The degree to which the influenza vaccine protects patients from the virus depends on their ethnic background and other inherited factors.

Dana-Farber Cancer Institute researchers indicate that the degree to which the influenza vaccine protects patients from the virus depends on their ethnic background and other inherited factors.

Published online on February 16 in the Nature journal, Scientific Reports, the study found unexpected ethnicity influences on genetic variation in a key immune system gene that generates antibodies that are able to recognize and fight the common influenza A virus.

The research team, led by Wayne Marasco, MD, PhD, a cancer immunologist and virologist at Dana-Farber, suggests that their findings could spawn the development of new tools that predict how various people and populations may respond to influenza vaccines. These insights, they said, will be paramount to continued efforts to create “universal” vaccines for providing multi-year protection against numerous flu strains.

“This will change our understanding of how to achieve universal vaccine responsiveness in a population,” Marasco said.

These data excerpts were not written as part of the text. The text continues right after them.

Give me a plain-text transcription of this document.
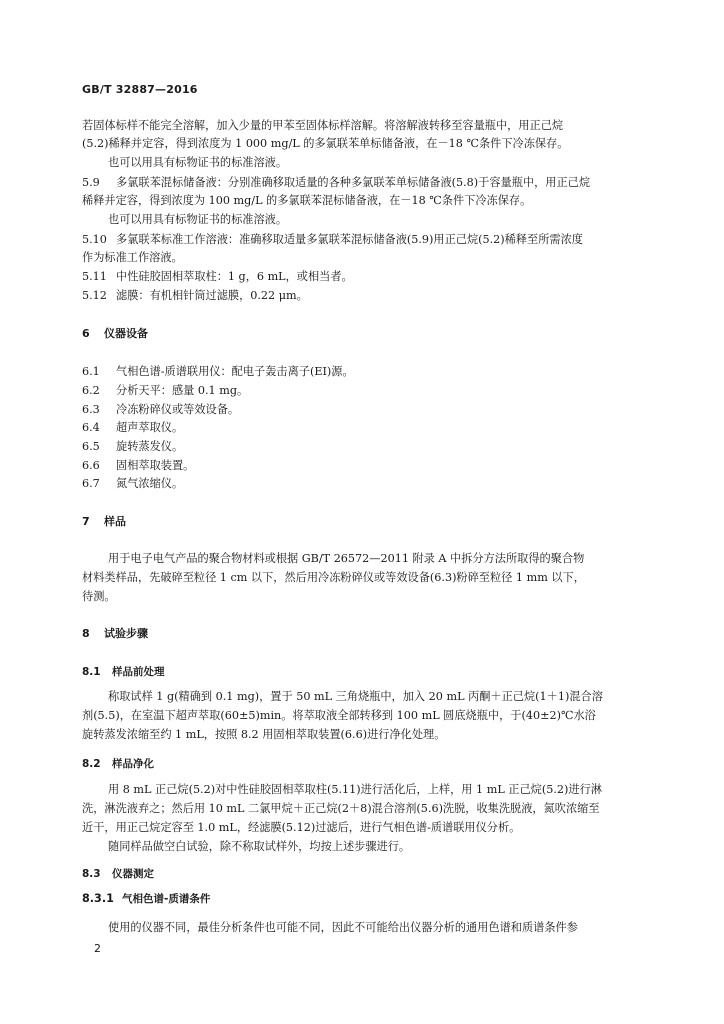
GB/T 32887—2016
若固体标样不能完全溶解，加入少量的甲苯至固体标样溶解。将溶解液转移至容量瓶中，用正己烷
(5.2)稀释并定容，得到浓度为 1 000 mg/L 的多氯联苯单标储备液，在－18 ℃条件下冷冻保存。
也可以用具有标物证书的标准溶液。
5.9 多氯联苯混标储备液：分别准确移取适量的各种多氯联苯单标储备液(5.8)于容量瓶中，用正己烷
稀释并定容，得到浓度为 100 mg/L 的多氯联苯混标储备液，在－18 ℃条件下冷冻保存。
也可以用具有标物证书的标准溶液。
5.10 多氯联苯标准工作溶液：准确移取适量多氯联苯混标储备液(5.9)用正己烷(5.2)稀释至所需浓度
作为标准工作溶液。
5.11 中性硅胶固相萃取柱：1 g，6 mL，或相当者。
5.12 滤膜：有机相针筒过滤膜，0.22 μm。
6 仪器设备
6.1 气相色谱-质谱联用仪：配电子轰击离子(EI)源。
6.2 分析天平：感量 0.1 mg。
6.3 冷冻粉碎仪或等效设备。
6.4 超声萃取仪。
6.5 旋转蒸发仪。
6.6 固相萃取装置。
6.7 氮气浓缩仪。
7 样品
用于电子电气产品的聚合物材料或根据 GB/T 26572—2011 附录 A 中拆分方法所取得的聚合物
材料类样品，先破碎至粒径 1 cm 以下，然后用冷冻粉碎仪或等效设备(6.3)粉碎至粒径 1 mm 以下，
待测。
8 试验步骤
8.1 样品前处理
称取试样 1 g(精确到 0.1 mg)，置于 50 mL 三角烧瓶中，加入 20 mL 丙酮＋正己烷(1＋1)混合溶
剂(5.5)，在室温下超声萃取(60±5)min。将萃取液全部转移到 100 mL 圆底烧瓶中，于(40±2)℃水浴
旋转蒸发浓缩至约 1 mL，按照 8.2 用固相萃取装置(6.6)进行净化处理。
8.2 样品净化
用 8 mL 正己烷(5.2)对中性硅胶固相萃取柱(5.11)进行活化后，上样，用 1 mL 正己烷(5.2)进行淋
洗，淋洗液弃之；然后用 10 mL 二氯甲烷＋正己烷(2＋8)混合溶剂(5.6)洗脱，收集洗脱液，氮吹浓缩至
近干，用正己烷定容至 1.0 mL，经滤膜(5.12)过滤后，进行气相色谱-质谱联用仪分析。
随同样品做空白试验，除不称取试样外，均按上述步骤进行。
8.3 仪器测定
8.3.1 气相色谱-质谱条件
使用的仪器不同，最佳分析条件也可能不同，因此不可能给出仪器分析的通用色谱和质谱条件参
2
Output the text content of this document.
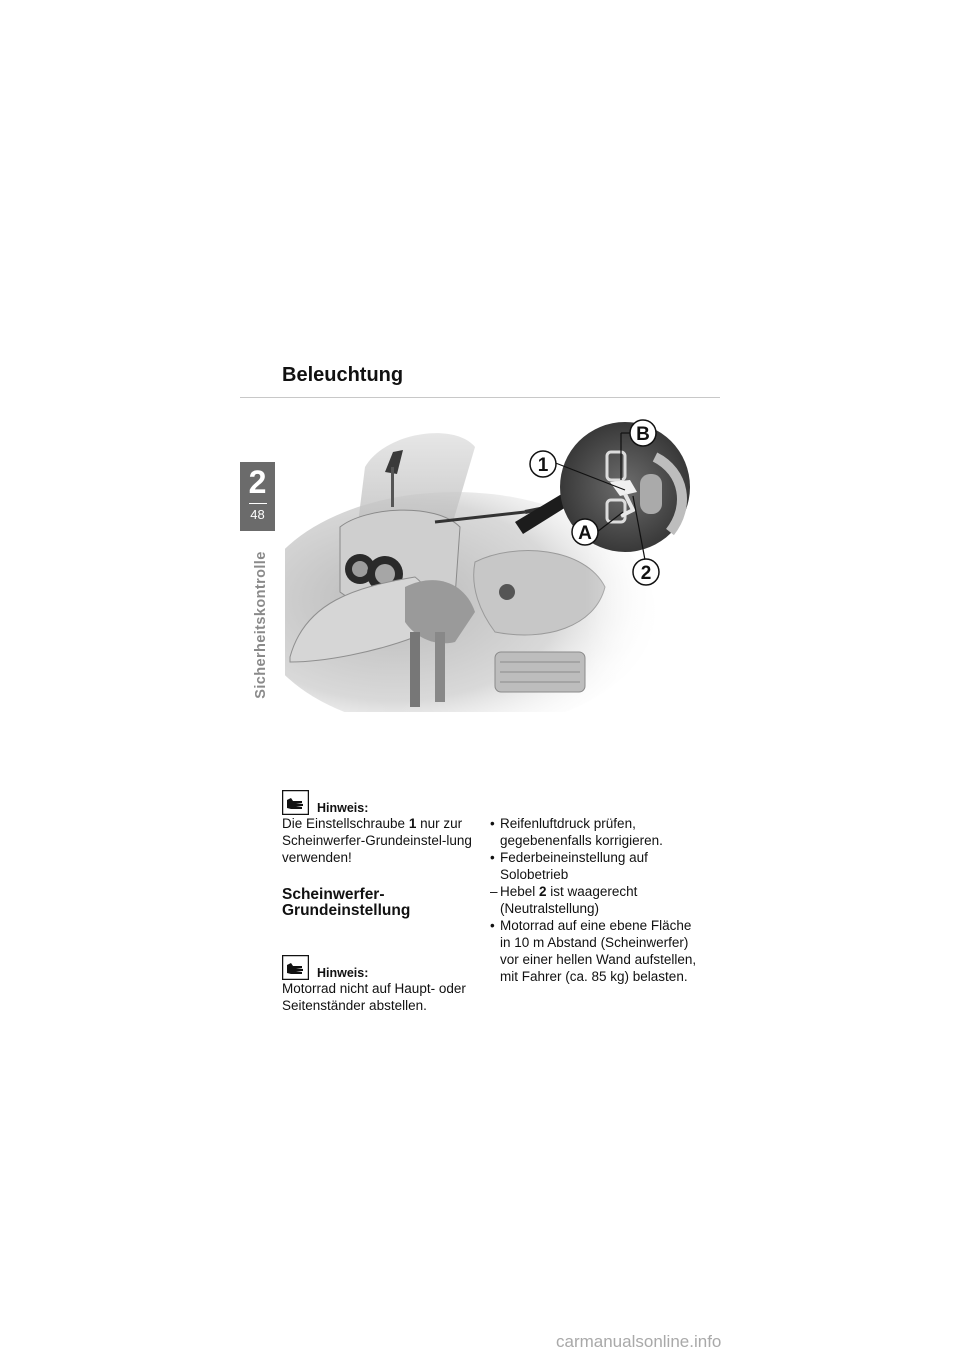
2
48
Sicherheitskontrolle
Beleuchtung
1
B
A
2
Hinweis:

Die Einstellschraube 1 nur zur Scheinwerfer-Grundeinstel-lung verwenden!

Scheinwerfer-Grundeinstellung
Hinweis:

Motorrad nicht auf Haupt- oder Seitenständer abstellen.

• Reifenluftdruck prüfen, gegebenenfalls korrigieren.
• Federbeineinstellung auf Solobetrieb
– Hebel 2 ist waagerecht (Neutralstellung)
• Motorrad auf eine ebene Fläche in 10 m Abstand (Scheinwerfer) vor einer hellen Wand aufstellen, mit Fahrer (ca. 85 kg) belasten.
carmanualsonline.info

For the study, Marasco and colleagues explored variations in the IGHVI-69 germline gene, one of about 50 human genes that hold instructions for making millions of protein antibodies to fight infections. These antibodies recognize identifying molecules on virus particle surfaces and then call for “neutralizing” antibodies to block them.

The ability of the IGHVI-69 gene antibodies to bind to the “stem” of the lollipop-shaped protein hemagglutinin on the surface of the flu virus is what makes them potentially useful in the development of universal flu vaccines. Whereas current vaccines mostly cause the immune system to recognize the “head” of the hemagglutinin protein—which shape-shifts from year to year in order to avoid the effects of the flu vaccine—the stem is less susceptible to change.

Therefore, vaccines that utilize the IGHV1-69 genes would presumably lead to the creation of these types of stem antibodies that could eventually provide long-term protection against numerous flu strains.

The researchers conducted their study with the knowledge that the IGHV1-69 gene is very polymorphic and exists in 14 slightly different forms, with all people inheriting two variants, one from each parent. Some of these variants are more effective than others at setting up a response to the flu virus, or to a vaccine that mimics part of the virus.

Additionally, 15% to 20% of people do not carry effective versions of the gene and thus cannot make antibodies to the flu virus. Marasco explained that this is why current vaccines are well below 100% effective.

For the study, Marasco and colleagues assessed stored blood samples from patients who received a vaccine against the H5N1 flu virus in 2007. The team found in test tube experiments that the strength of one’s immune response varied significantly depending on which version of the IGHV1-69 gene they carried as well as how many copies of the genes they had.

The researchers also found that the frequency of various versions of the IGHV1-69 gene varied dramatically among African, Asian, and European ethnic groups. They recommend that future research in this area focus on building a complete catalogue of variations of all 50 antibody genes, including the IGHV1-69 gene, and map them to populations around the world.

Sequencing this region of the human genome using current next-generation DNA sequencing tools could help predict vaccine responsiveness on both individual and population levels. The study authors said this effort “will be particularly important for the development and monitoring of the next-generation ‘universal’ influenza vaccines” that are directed to the hemagglutinin stem region.